Le parquet a requis une amende et 40 mois de prison à l'encontre du prévenu de 46 ans. (photo d'illustration LQ)

D’après les enquêteurs, la gérante du «G33» à Wasserbillig profitait de la précarité de ses locataires et menaçait de dénoncer leur activité à la police.

Parmi les 21 prévenus de ce procès se trouve une seule femme. Lors de la quatrième audience vendredi, les enquêteurs se sont penchés sur le rôle clé de Bekky T. dans le réseau de stupéfiants nigérian de Wasserbillig : elle n’est pas connue pour avoir importé ou proportionné de la drogue au «G33». Mais c’est elle qui avait en main la gestion du «Sleep well hotel» et contrôlait son accès.

Le soir, à l’heure d’arrivée des derniers trains à Wasserbillig, Bekky T. ouvrait la porte, elle jetait un coup d’œil en direction de la gare. Et les protagonistes entraient dans le « G33 » ». Entre début juillet et fin octobre 2015, l’entrée du 33 Grand-Rue à Wasserbillig avait fait l’objet d’observations policières durant des journées entières. La maison était aménagée de telle façon que personne ne pouvait y pénétrer à l’insu de Bekky T. ou Joseph E. Les fenêtres étant obstruées, aucun regard ne pouvait être porté vers l’intérieur depuis l’extérieur.

Longtemps les enquêteurs avaient dû se contenter des mouvements sur le pas de la porte. Ils avaient pu voir comment Bekky T. contrôlait l’accès, sortait les poubelles et allait faire les courses. « Si elle n’ouvrait pas, l’individu sortait son portable et composait un numéro. Quelques instants plus tard, elle arrivait pour lui ouvrir », relate l’enquêteur de la police judiciaire section crime organisée.

Les écoutes effectuées à partir du 23 octobre 2015 confirment que pour entrer et sortir au «G33» il fallait appeler Bekky T. « On était surpris de sa capacité d’accueil. Cela dépassait les neuf chambres qu’on avait vues », poursuit l’enquêteur. Ce n’est que le 27 octobre 2015 que les unités spéciales de la police ont pénétré dans l’immeuble. Mais déjà en novembre 2012, le bâtiment avait fait l’objet d’un contrôle « beaucoup moins spectaculaire ».

À l’époque, un café était exploité à cette adresse avec, à l’étage, neuf chambres louées à des personnes touchant le RMG. « Un procès-verbal pour exploitation de la main-d’œuvre avait été dressé », se souvient l’enquêteur. Le café avait fini par fermer. La vitrine fermée avec des toiles.
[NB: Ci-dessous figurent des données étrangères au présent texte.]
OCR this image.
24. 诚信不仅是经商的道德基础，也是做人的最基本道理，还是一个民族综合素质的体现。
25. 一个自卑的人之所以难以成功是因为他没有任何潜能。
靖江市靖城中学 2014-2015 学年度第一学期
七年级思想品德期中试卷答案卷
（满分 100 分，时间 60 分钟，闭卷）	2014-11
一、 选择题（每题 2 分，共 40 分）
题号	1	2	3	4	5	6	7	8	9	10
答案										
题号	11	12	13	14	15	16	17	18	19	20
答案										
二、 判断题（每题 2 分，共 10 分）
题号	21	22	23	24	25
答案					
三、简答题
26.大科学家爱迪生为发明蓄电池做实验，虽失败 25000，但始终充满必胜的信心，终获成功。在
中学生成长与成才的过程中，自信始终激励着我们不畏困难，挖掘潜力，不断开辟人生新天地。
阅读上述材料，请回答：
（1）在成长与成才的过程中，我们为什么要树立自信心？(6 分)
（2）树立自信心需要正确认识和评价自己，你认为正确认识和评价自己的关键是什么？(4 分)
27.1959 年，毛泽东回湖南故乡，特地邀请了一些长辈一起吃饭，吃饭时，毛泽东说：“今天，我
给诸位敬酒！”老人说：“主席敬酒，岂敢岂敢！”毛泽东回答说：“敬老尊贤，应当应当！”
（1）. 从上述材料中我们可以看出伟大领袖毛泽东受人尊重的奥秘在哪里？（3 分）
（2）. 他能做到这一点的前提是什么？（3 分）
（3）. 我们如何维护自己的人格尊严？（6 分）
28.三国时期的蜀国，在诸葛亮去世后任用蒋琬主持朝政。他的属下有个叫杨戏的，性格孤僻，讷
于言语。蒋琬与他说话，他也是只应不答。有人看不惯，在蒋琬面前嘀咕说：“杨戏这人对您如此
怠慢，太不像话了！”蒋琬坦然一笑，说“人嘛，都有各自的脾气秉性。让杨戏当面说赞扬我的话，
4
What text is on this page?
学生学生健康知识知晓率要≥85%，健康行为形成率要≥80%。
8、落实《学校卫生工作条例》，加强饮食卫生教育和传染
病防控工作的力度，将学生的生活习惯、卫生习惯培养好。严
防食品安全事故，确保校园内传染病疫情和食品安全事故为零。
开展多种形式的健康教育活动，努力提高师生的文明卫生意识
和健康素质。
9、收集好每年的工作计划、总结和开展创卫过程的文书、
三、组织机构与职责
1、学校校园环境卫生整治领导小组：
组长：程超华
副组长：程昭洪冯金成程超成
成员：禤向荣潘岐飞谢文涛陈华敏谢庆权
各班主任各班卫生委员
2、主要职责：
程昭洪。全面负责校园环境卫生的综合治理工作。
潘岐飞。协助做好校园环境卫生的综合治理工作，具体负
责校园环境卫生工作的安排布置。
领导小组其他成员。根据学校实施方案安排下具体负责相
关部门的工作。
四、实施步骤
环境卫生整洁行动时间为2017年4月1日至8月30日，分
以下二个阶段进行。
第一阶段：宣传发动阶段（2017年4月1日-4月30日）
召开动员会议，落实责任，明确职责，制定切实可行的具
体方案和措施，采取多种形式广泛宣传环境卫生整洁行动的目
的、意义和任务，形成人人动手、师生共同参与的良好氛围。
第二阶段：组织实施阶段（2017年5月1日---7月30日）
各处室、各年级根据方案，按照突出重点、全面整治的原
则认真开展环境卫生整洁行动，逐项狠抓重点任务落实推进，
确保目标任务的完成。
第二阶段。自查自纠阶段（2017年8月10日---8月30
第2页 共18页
Et une succursale du Ministère de la montagne de feu et des miracles s’était installée.

C’est fin novembre 2014 que Bekky T. aurait pris les rênes du fameux «Sleep well hotel» à Wasserbillig. Les enquêteurs se basent sur un contrat de location de la maison établi par le propriétaire Joseph E. où le «G33» est loué au Luxembourg International Freedom Center (LIFC). Dans ce document, Bekky T. est nommée coordinatrice.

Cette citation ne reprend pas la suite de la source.